In time I will meet strange aliens, speaking in foreign tongues I will gradually learn. A pair of alien scientists, Pollo and Nada, will also ask me to share the knowledge I have uncovered in rewards for more immediate and material benefit than that offered by the Atlas. The picture which science paints of this world is less reassuring and equally mysterious. Pollo and Nada will repeatedly tell me of their frustrations with the algorithm that created this reality. Perhaps in a wink from the developers themselves, they will tell me I am taking part in a flawed and limited simulation and compel me to find some way to escape. They will warn me that rushing forward will only lead to disappointment and that each individual discovery should be regarded as its own reward.

And if we do rush forward, seeking only to appease the Atlas or to achieve the more selfish goal of reaching the centre of the galaxy, we will discover that we have been told the truth. The greatest discovery is in the journey, not in the destination.

These paths can be ignored, or enjoyed in part for the challenges they are.
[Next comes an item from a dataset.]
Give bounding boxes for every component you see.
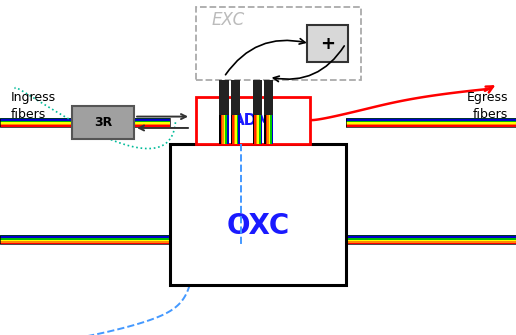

No Man’s Sky is life; flawed and repetative and beautiful. We can devote ourselves to a faith in the hope that a purpose will be unveiled at some point. We can devote ourselves to knowledge and discovery, reaping the rewards whilst suffering from an ever growing despair at our lack of purpose.  We can carve our own path through this universe.  We can rush towards an ending in the hope that there will be something, anything, on the other side, or we can pause a moment to wonder at the here and now.

For each frustrated response on twitter or angry meme, there are a growing number of players who have come to enjoy No Man’s Sky for what it is.  On reddit, r/nomansskythegame  has returned and become a place where gamers share screenshots of their own worlds, whilst at r/nomanshigh the experience is appreciated for its more psychedelic qualities.  Gamers have built communities such at the Pilgrim Star or the Galactic Hub, where players will assist each other by charting this shared universe.

No Man’s Sky’s important moments are not in reaching the end, in beating the system or in achieving notoriety. They are the things we see along the way, the sunsets and the all too brief moments of connection with others on the same journey.